Mando-lhe o número de dezembro do NOTÍCIAS CULTURAIS, de Geraldo Fontenelle, de Fortaleza, que trouxe uma bela e justa homenagem a Gilberto Avelino. Veja inclusive o texto que escrevi, na última página. Gilberto merece a grande homenagem.

Nas notas do editor, Geraldo Fontenelle cometeu um engano, atribuindo a Diógenes músicas que são parcerias minhas com Hianto, como COISA BOA e CAJU NASCEU PRA CACHAÇA. Vou pedir para ele fazer uma retificação no próximo número de NC.

A carta acima faz referência ao poeta potiguar Gilberto Avelino. Ao fazer referência a ele, Veríssimo destaca que Gilberto “merece a grande homenagem” prestada por Geraldo Fontenelle. Veríssimo também se queixa de que as músicas de sua autoria com Hianto de Almeida teriam sido, equivocadamente, atribuídas a Diógenes.

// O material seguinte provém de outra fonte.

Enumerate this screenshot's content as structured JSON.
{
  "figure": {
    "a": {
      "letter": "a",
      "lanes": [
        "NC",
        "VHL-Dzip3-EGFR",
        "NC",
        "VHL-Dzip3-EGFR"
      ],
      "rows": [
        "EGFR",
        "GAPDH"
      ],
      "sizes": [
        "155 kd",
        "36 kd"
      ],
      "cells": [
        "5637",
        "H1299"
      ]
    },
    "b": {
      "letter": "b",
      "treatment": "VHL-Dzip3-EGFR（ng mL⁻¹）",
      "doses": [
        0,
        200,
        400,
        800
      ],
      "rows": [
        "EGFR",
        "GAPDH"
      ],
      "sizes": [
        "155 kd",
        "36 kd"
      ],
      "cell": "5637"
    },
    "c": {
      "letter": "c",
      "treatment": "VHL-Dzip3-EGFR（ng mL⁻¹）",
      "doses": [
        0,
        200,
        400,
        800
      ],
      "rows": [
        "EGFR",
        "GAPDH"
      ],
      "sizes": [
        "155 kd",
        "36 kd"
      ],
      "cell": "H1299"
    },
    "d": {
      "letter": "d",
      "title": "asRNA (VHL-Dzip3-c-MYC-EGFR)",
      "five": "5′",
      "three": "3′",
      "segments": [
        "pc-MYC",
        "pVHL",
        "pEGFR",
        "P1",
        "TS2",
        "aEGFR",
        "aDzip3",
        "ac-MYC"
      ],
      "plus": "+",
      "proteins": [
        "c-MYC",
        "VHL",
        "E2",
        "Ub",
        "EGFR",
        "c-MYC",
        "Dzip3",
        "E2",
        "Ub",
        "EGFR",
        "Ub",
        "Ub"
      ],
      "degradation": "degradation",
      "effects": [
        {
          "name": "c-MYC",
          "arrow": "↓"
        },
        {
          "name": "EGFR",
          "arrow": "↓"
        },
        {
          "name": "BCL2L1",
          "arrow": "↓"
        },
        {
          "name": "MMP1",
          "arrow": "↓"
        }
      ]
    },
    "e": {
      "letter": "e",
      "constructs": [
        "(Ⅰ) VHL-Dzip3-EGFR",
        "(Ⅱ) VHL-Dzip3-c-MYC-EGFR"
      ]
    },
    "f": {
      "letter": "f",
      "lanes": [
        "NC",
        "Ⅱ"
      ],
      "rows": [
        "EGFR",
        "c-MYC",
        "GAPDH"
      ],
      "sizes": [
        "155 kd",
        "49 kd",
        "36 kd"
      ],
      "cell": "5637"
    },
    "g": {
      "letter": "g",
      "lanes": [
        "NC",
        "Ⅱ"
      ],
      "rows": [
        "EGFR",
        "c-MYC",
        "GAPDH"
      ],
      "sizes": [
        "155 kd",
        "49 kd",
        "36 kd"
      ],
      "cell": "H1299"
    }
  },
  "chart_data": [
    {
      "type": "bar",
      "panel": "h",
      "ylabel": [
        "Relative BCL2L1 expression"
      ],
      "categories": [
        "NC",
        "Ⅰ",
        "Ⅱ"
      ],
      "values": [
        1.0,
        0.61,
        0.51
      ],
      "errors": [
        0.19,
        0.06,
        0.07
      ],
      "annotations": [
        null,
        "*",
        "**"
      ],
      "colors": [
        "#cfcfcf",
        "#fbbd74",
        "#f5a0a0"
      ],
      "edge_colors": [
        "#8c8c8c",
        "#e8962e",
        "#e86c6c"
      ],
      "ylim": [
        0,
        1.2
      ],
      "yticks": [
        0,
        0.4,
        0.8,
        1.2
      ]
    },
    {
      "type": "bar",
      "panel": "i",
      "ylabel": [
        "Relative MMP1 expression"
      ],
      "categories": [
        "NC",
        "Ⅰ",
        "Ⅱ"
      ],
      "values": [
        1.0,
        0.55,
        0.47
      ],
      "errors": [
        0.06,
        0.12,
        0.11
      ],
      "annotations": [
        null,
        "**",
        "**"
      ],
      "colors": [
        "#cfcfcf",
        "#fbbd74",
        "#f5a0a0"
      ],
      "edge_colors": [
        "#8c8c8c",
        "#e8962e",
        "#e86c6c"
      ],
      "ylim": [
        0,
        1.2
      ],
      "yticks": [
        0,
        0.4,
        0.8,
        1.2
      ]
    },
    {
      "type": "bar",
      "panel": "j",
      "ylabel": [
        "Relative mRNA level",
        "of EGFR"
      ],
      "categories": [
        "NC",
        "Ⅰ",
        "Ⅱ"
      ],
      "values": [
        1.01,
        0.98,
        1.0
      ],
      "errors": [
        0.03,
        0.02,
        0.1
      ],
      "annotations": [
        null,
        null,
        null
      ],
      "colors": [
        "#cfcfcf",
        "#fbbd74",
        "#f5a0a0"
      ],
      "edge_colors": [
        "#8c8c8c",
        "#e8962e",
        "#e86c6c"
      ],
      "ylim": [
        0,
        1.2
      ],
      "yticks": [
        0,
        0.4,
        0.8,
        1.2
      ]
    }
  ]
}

A canção referida “Caju nasceu pra cachaça” alcançou notoriedade nacional, por ter sido interpretada por Cauby Peixoto, cantor famoso.

A carta também traz muitos pontos de interseção: Gilberto e Hianto eram macauenses (embora Gilberto tenha nascido na cidade de Assu, viveu em Macau e este era o seu chão de sal, considerada sua terra Natal; sua poesia cantava essa identificação). Hianto, também da terra das salinas, foi um dos precursores da Bossa Nova. Diógenes era amigo aproximado de Gilberto e Veríssimo.

Temos um exemplo de correspondência pessoal que avança para questões de ordem artística e literária. Não que sejam essas a matéria principal da carta, mas o texto faz referência expressa a detalhes importantes, como as canções e a poesia de Gilberto.

A partir da citação do poeta das salinas, escolhemos um de seus poemas, reunidos em

O navegador e o sextante (1980: “Canto para o cajueiro do poeta Diógenes da Cunha Lima”),

texto que, pelo título supõe uma correlação temática com “Caju nasceu pra cachaça”, letra da música citada na carta.

Poema 1

CANTO PARA O CAJUEIRO DO POETA DIÓGENES DA CUNHA LIMA

A humildade enxada exercita, E a terra fere, escava.